The Average Treatment Effect (ATE) measures mean causal impact across the population; Conditional Average Treatment Effect (CATE) varies by subgroups; Local Average Treatment Effect (LATE) applies to compliers in instrumental variable settings. Identifying these requires assumptions about confounding and selection mechanisms.
Contrast ATE, CATE, and LATE with examples; understand which assumptions identify each and when each is relevant.
ATE and CATE are conceptually different; ATE averages over the population while CATE allows effects to differ by observable characteristics.
From your potential outcomes prerequisite, you know the fundamental setup: every unit i has two potential outcomes — Y(1) if treated and Y(0) if not treated. The individual causal effect is τᵢ = Y(1)ᵢ − Y(0)ᵢ, but you observe only one potential outcome per person. Since individual effects are never identified, empirical work targets averages — and which average matters depends on the policy question being asked.
The Average Treatment Effect (ATE) is E[Y(1) − Y(0)] averaged over the full population, treated and untreated alike. This is the right quantity for a universal policy question: if we were to randomly select someone from the population and treat them, what would happen on average? The Average Treatment Effect on the Treated (ATT) narrows focus to those who actually received treatment: ATT = E[Y(1) − Y(0) | D = 1]. For a voluntary job training program, ATT tells you the benefit to participants — people who chose to enroll. ATE would additionally include the counterfactual effect on people who didn't enroll, which may be different if selection into treatment was based on expected benefit.
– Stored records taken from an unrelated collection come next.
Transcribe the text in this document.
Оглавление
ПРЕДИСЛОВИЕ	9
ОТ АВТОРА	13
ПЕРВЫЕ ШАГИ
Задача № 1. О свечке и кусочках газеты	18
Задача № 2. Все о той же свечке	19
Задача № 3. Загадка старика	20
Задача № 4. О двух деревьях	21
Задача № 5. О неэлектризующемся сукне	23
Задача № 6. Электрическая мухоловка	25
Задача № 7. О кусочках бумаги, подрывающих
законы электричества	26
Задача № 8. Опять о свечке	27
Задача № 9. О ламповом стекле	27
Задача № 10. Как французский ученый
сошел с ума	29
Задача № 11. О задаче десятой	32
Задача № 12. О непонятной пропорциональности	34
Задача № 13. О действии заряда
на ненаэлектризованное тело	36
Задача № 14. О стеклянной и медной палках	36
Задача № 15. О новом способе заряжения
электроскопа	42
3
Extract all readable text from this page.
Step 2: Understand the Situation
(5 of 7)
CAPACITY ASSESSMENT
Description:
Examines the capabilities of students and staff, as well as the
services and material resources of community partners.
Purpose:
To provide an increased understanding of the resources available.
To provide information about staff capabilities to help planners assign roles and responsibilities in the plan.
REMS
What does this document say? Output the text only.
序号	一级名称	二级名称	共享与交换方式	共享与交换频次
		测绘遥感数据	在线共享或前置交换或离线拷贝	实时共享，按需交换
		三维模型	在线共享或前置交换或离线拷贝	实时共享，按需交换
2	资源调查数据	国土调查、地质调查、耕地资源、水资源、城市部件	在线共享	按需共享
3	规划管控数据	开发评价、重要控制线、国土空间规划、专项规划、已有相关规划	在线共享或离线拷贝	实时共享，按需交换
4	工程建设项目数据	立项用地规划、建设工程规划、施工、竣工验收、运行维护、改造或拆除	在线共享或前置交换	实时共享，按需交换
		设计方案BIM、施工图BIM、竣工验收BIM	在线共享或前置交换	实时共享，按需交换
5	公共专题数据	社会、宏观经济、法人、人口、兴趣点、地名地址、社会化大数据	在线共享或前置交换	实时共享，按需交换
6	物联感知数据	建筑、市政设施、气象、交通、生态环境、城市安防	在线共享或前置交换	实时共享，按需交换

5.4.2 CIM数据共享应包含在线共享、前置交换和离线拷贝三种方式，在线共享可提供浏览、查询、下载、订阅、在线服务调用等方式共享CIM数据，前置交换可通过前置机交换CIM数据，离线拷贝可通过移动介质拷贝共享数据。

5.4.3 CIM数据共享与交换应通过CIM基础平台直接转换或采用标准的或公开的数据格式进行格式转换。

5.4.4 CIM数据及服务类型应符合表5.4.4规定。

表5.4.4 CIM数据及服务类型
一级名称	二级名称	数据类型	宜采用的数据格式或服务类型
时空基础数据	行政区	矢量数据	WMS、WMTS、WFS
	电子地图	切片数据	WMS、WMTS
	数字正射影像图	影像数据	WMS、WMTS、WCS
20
The Conditional Average Treatment Effect (CATE) takes heterogeneity seriously. Rather than a single number, CATE maps each covariate vector X to a local treatment effect: τ(x) = E[Y(1) − Y(0) | X = x]. This is the right framework when effects are expected to vary across subgroups — a drug may work better for older patients, a training program may benefit low-educated workers more. In practice, estimating CATE requires data-rich methods: causal forests and other machine learning approaches partition the covariate space to estimate local effects, but they need large samples to be precise. The fundamental tradeoff is between aggregation (ATE is precise but hides heterogeneity) and granularity (CATE reveals heterogeneity but demands more data and stronger assumptions).
The Local Average Treatment Effect (LATE) arises in instrumental variables settings. When you use an instrument Z to address selection into treatment, the IV estimator does not recover ATE or ATT — it recovers the effect only for compliers: people who take treatment when Z assigns them to treatment and decline when Z does not. Always-takers (who take treatment regardless) and never-takers (who never take it) contribute no identifying variation. LATE can differ substantially from ATE if compliers are unusual. In a military draft lottery study, LATE measures the earnings effect for men who served because they were drafted but would not have enlisted voluntarily — this may not generalize to those who chose to serve.
The practical lesson is to specify the target parameter before analyzing data. "The effect of X on Y" is incomplete. "The ATE if the policy is universally applied" differs from "the ATT — the effect on current participants" which differs from "which subgroups benefit most (CATE)" which differs from "what does this particular instrument identify (LATE)." Most empirical papers report ATT or LATE rather than ATE, because their identification strategy only credibly identifies effects for a specific subpopulation. Being explicit about which estimand you are targeting — and why it matches your policy question — is the hallmark of careful causal inference.